Прошло несколько секунд. В тишине из погреба раздался мощный глухой звук, характерный для удара металлической посуды об стену. После чего Женька дико закричал, пытаясь просунуть голову в окошко: - Ты что, старый хрен, совсем обнаглел?!
- Давай, давай, - спокойно сказал Василий Петрович, - всё равно не выпущу.
- Не выпустишь!? – неистово крикнул Женька и попытался вытянуть раму из окошка, - чёрт, никак! Сейчас я тут все раздолбаю!
- Заплатишь.
Женька на мгновение стих: - Заплачу-у!? – возмущенно произнёс он и мгновенно успокоившись добавил: - Сука.
- На себя посмотри, морда в окно не лезет.
- Хам, - ответил Женька и возопил: - Люди, помогите, тут старик с ума сошёл!
- Не делай из себя дурака, люди смеяться будут.

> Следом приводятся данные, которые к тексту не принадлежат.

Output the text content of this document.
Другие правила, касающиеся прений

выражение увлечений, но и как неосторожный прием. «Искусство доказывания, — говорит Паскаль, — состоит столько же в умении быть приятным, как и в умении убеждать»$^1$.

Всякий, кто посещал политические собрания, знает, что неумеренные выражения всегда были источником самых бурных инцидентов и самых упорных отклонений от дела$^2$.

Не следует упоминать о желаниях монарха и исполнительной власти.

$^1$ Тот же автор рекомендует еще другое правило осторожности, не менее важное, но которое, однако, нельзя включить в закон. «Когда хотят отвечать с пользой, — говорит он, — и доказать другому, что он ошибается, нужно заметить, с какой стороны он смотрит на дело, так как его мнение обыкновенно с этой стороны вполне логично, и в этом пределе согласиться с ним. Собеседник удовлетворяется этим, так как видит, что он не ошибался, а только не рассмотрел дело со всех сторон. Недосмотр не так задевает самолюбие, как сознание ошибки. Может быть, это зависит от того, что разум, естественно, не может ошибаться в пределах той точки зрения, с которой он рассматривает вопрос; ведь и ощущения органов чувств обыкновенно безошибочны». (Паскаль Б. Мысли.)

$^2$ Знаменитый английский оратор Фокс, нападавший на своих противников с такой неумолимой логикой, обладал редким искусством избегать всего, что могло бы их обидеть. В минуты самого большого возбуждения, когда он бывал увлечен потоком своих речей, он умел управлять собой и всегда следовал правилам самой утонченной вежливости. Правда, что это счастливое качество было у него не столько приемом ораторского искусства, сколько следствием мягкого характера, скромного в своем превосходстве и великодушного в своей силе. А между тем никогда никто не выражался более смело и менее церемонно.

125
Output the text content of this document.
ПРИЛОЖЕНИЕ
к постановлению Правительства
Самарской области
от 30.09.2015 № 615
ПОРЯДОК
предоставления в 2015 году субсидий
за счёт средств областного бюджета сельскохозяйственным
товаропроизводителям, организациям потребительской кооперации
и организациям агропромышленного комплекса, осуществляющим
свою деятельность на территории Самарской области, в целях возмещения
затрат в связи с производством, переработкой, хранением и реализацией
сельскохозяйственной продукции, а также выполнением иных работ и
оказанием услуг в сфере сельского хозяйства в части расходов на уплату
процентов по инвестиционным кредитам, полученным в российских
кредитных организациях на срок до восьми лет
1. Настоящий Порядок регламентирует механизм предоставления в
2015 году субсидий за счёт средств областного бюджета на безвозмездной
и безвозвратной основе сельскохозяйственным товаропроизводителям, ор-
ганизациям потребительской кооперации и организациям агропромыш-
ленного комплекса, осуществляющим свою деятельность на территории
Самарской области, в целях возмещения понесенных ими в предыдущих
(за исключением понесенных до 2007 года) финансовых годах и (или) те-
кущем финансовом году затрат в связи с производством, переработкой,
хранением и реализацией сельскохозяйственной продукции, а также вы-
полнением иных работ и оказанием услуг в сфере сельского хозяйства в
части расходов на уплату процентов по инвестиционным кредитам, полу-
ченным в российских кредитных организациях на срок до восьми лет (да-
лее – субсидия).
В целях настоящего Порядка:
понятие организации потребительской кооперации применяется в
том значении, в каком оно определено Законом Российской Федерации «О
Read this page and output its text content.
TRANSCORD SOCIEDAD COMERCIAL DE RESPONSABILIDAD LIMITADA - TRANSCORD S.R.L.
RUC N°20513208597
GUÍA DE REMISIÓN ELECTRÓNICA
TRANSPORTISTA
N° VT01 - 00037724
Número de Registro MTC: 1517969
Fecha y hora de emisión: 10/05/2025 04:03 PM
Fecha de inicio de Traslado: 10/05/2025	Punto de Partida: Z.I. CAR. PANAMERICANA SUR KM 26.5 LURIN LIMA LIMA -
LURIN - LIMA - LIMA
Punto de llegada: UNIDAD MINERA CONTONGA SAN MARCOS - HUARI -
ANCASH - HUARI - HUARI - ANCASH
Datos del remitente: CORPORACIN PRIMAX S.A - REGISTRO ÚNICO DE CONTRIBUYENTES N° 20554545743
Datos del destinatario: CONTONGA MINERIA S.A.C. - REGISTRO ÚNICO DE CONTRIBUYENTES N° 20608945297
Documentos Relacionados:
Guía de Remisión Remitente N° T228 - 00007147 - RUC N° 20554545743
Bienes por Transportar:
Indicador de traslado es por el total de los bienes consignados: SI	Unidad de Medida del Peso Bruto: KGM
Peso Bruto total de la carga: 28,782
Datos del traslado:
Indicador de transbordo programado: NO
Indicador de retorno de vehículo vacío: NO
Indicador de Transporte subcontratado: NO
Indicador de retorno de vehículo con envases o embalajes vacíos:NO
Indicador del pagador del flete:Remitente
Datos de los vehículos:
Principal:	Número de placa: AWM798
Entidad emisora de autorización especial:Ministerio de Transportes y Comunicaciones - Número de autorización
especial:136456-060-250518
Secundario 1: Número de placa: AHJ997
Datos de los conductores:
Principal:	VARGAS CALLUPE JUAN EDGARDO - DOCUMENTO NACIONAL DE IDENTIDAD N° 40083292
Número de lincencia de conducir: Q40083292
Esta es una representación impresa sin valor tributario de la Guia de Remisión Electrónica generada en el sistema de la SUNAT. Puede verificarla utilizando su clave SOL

- Над тобой смеяться будут, понял!
- Скорее, над нами.
Наконец наступила тишина. Василий Петрович спокойно сидел на крыльце, а из погреба послышался звук струи, бьющейся об горшок, и Женькин голос сквозь слёзы: - Над тобой только и будут смеяться, изверг!
- Алкаш, - прошептал Василий Петрович.
- Ага… Я, в конце концов, жрать хочу!
Василий Петрович встал, зашёл в дом и вынес булку хлеба, просунул её Женьке в окошко: - Держи, сало и компот там найдёшь.
Женька взял хлеб со словами: - Ну, подожди батя, я тебе…
- Не грозись, кормить перестану. Лучше послушай меня внимательно.
- Хрен тебе! – недовольно выкрикнул Женька.
- Так вот, помнишь, я тебе рассказывал про то, что говорил Горожанин?
- А, баран этот, - с полным ртом хлеба произнёс Женька.
- Сам ты баран.
- Угу, чё он говорил?
- То, что можно закодироваться. Он может отвезти тебя на своей машине. И я уже звонил в область по объявлению, можно ехать, хоть завтра.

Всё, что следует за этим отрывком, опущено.